The tariffs introduced in 2025 by US President Donald Trump have increased costs for companies, particularly for medium-sized North American ones, according to a report published this Thursday, 19th, by the JPMorgan Chase Institute.
The study points out that the economic stability of medium-sized companies “was interrupted by a strong increase [das taxas alfandegárias] from April 2025”, coinciding with the implementation of the first tariff increases, with total payments continuing to increase throughout 2025 “and ultimately reaching a level approximately three times higher than that recorded until the beginning of 2025”.
In this sense, although many new medium-sized companies started paying tariffs in 2025, the sharp increase in payments was mainly due to medium-sized companies already paying tariffs before October 2024, which may indicate that the increase in tariffs mainly increased the cost burden for existing importers, rather than distributing it among a broader group of tariff-paying companies.
Furthermore, the document points out that changes in tariff policy during 2025 not only substantially increased tariffs in some countries that were already subject to them, such as China, but also introduced new universal tariffs in a number of countries that were previously exempt.
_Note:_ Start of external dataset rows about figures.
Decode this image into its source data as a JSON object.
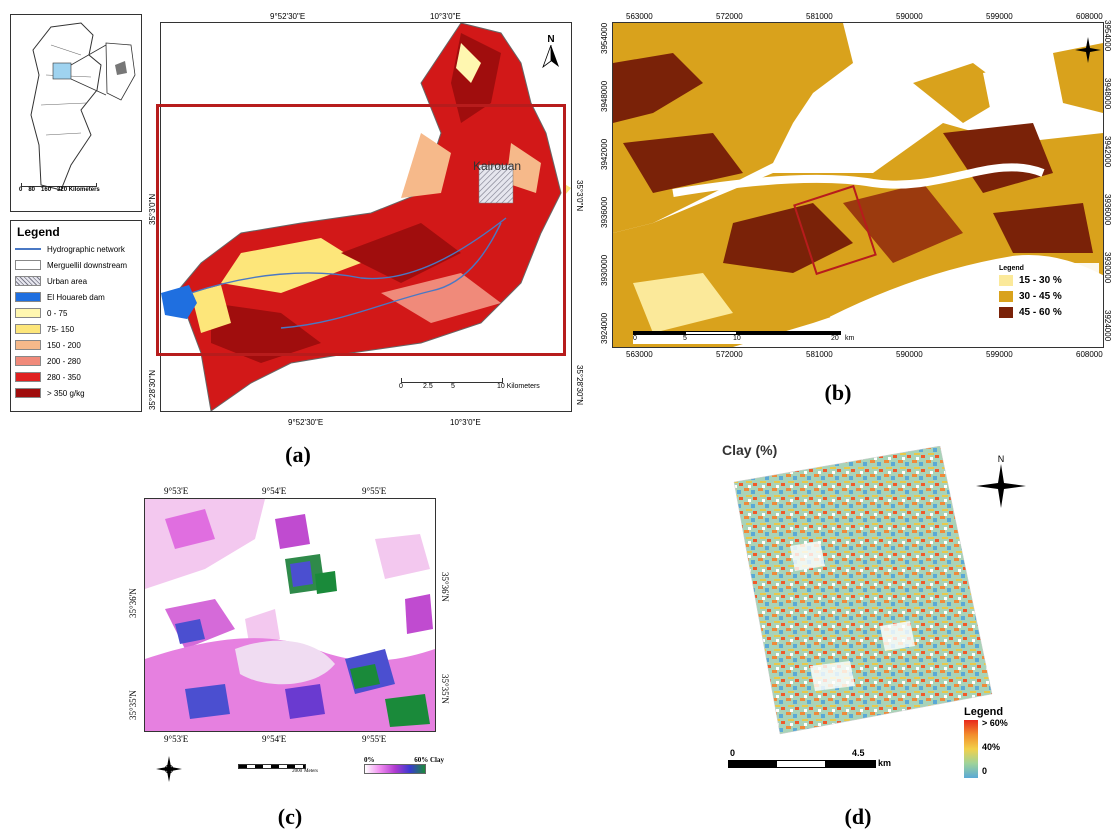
{
  "panels": {
    "a": {
      "label": "(a)",
      "top_coords": [
        "9°52'30\"E",
        "10°3'0\"E"
      ],
      "bottom_coords": [
        "9°52'30\"E",
        "10°3'0\"E"
      ],
      "left_coords": [
        "35°3'0\"N",
        "35°28'30\"N"
      ],
      "right_coords": [
        "35°3'0\"N",
        "35°28'30\"N"
      ],
      "city": "Kairouan",
      "north": "N",
      "inset_scale": {
        "ticks": [
          "0",
          "80",
          "160",
          "320 Kilometers"
        ]
      },
      "scale": {
        "ticks": [
          "0",
          "2.5",
          "5",
          "10 Kilometers"
        ]
      },
      "legend": {
        "title": "Legend",
        "items": [
          {
            "label": "Hydrographic network",
            "color": "#4a78c4",
            "kind": "line"
          },
          {
            "label": "Merguellil downstream",
            "color": "#ffffff",
            "kind": "box"
          },
          {
            "label": "Urban area",
            "color": "#c9c9d8",
            "kind": "hatch"
          },
          {
            "label": "El Houareb dam",
            "color": "#1f6fe0",
            "kind": "fill"
          },
          {
            "label": "0 - 75",
            "color": "#fff7b0",
            "kind": "fill"
          },
          {
            "label": "75- 150",
            "color": "#fde67a",
            "kind": "fill"
          },
          {
            "label": "150 - 200",
            "color": "#f6b98a",
            "kind": "fill"
          },
          {
            "label": "200 - 280",
            "color": "#f08a7a",
            "kind": "fill"
          },
          {
            "label": "280 - 350",
            "color": "#e02020",
            "kind": "fill"
          },
          {
            "label": "> 350 g/kg",
            "color": "#a00d0d",
            "kind": "fill"
          }
        ]
      }
    },
    "b": {
      "label": "(b)",
      "top_coords": [
        "563000",
        "572000",
        "581000",
        "590000",
        "599000",
        "608000"
      ],
      "bottom_coords": [
        "563000",
        "572000",
        "581000",
        "590000",
        "599000",
        "608000"
      ],
      "left_coords": [
        "3954000",
        "3948000",
        "3942000",
        "3936000",
        "3930000",
        "3924000"
      ],
      "right_coords": [
        "3954000",
        "3948000",
        "3942000",
        "3936000",
        "3930000",
        "3924000"
      ],
      "scale": {
        "ticks": [
          "0",
          "5",
          "10",
          "20"
        ],
        "unit": "km"
      },
      "legend": {
        "title": "Legend",
        "items": [
          {
            "label": "15 - 30 %",
            "color": "#fbe99a"
          },
          {
            "label": "30 - 45 %",
            "color": "#d9a21c"
          },
          {
            "label": "45 - 60 %",
            "color": "#7a2208"
          }
        ]
      }
    },
    "c": {
      "label": "(c)",
      "top_coords": [
        "9°53'E",
        "9°54'E",
        "9°55'E"
      ],
      "bottom_coords": [
        "9°53'E",
        "9°54'E",
        "9°55'E"
      ],
      "left_coords": [
        "35°36'N",
        "35°35'N"
      ],
      "right_coords": [
        "35°36'N",
        "35°35'N"
      ],
      "legend": {
        "min": "0%",
        "max": "60% Clay"
      },
      "scale": {
        "max": "2000",
        "unit": "Meters"
      }
    },
    "d": {
      "label": "(d)",
      "title": "Clay (%)",
      "north": "N",
      "scale": {
        "ticks": [
          "0",
          "4.5"
        ],
        "unit": "km"
      },
      "legend": {
        "title": "Legend",
        "labels": [
          "> 60%",
          "40%",
          "0"
        ]
      }
    }
  }
}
“Medium-sized companies, also known as middle market, may be among those most affected by these changes in trade policy,” warn the report’s authors, noting that medium-sized American companies employ around 48 million workers and generate a third of the private sector’s gross domestic product (GDP).
However, although they are large enough to be local or regional pillars, they are not so large that they can easily offset losses in one area with gains in another.
“In responding to changes in trade policy, they may be more agile than larger companies, but they do not have the negotiating power of the latter,” they add.
The JPMorgan Chase Institute report joins a number of different recent analyzes that suggest American businesses and consumers have borne most of the tariff-related burden.
Last week, a study published by the New York Federal Reserve (Fed) on its blog, whose conclusions do not necessarily reflect the entity’s opinion, stated that American consumers and companies were the ones who ended up bearing “almost 90%” of the economic burden of customs duties.
The conclusions published by the New York Fed are in line with those of a recent study by Germany’s Kiel Institute, which last January estimated that American importers and consumers bear 96% of the tariff cost, while foreign exporters absorb only around 4%, which is why it classified the tariffs imposed by Washington as “an own goal”.
On the other hand, a report by the National Bureau of Economic Analysis (NBER), led by Gita Gopinath, former deputy director of the International Monetary Fund (IMF), points out that tariff transmission is widespread and, although the 2025 tariff shock is not yet as large as political announcements suggest, “its costs fall largely on the United States”, as exporters, on average, have not lowered their prices.